Chief among those deficiencies was a lack of standardized contract models. Saenz created a system that organized contracts according to the business models of the companies involved, and standardized their format.
He also automated all of the processes required to protect the bank’s intellectual property, including the process of reviewing credit and even automating minutes for business meetings.
In 2018, his challenge will be to use Blockchain technology—the same technology used in securing and tracking cryptocurrencies like Bitcoin—to secure these recently automated processes.
Getting experience on the field
Saenz believes he couldn’t have made these contributions if it weren’t for the breadth of experience he developed at previous jobs.

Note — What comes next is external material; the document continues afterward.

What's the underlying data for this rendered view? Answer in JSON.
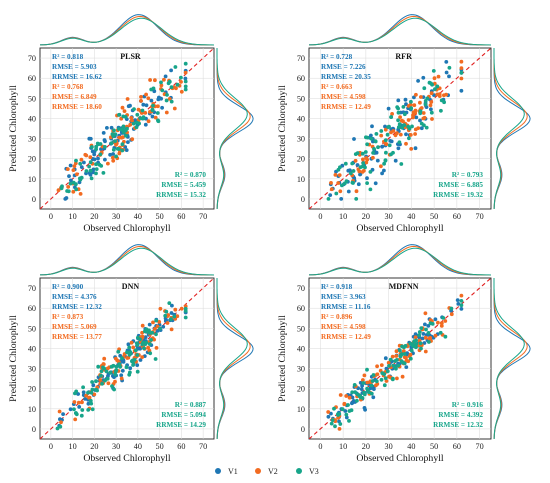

Years before he arrived at Banvivienda in 2013, Saenz was the executive manager of legal advice and the secretary of the board of directors at the Banco Nacional de Panama, the country’s central bank.
One of his greatest accomplishments there was working on the Financial Stimulus Program, a plan to reinvigorate Panamanian banks with over a billion dollars in cash during the 2008 world financial crisis.
Saenz’s work with the Central Bank earned him a strong reputation in financial services, and in 2010 he was invited to get in on the ground floor of a new, private bank called UNIBANC.
“This project was different because I had to create everything for legal,” Saenz says.
Saenz became the vice president of legal and compliance and stayed with UNIBANC for three years. He says one of the highlights was being part of a legal team that managed to get a banking license in a highly regulated private market.
By the time headhunters from Banvivienda reached out to him in 2013, Saenz had experience in both managing a legal team in a large and mature bank, and building a team for a new bank.
He says his experiences have given him a wider view of the industry.
“It’s like a baseball player who only hit towards the right field now visualizing the whole stadium at the moment of batting,” he says.
Growing with the team
Saenz chooses not to think of his career in terms of individual successes, but says he’s happy to have been part of so many successful teams.
He envisions grappling with even more technological innovations in the coming years, as he strives to stay ahead of hackers. He hopes that by improving security and refining contracts, he can contribute to the bank’s larger goal of growing throughout 2018.
“Our vision of the future is one of constant challenges,” he says. “Technology is creating issues never before seen in law.”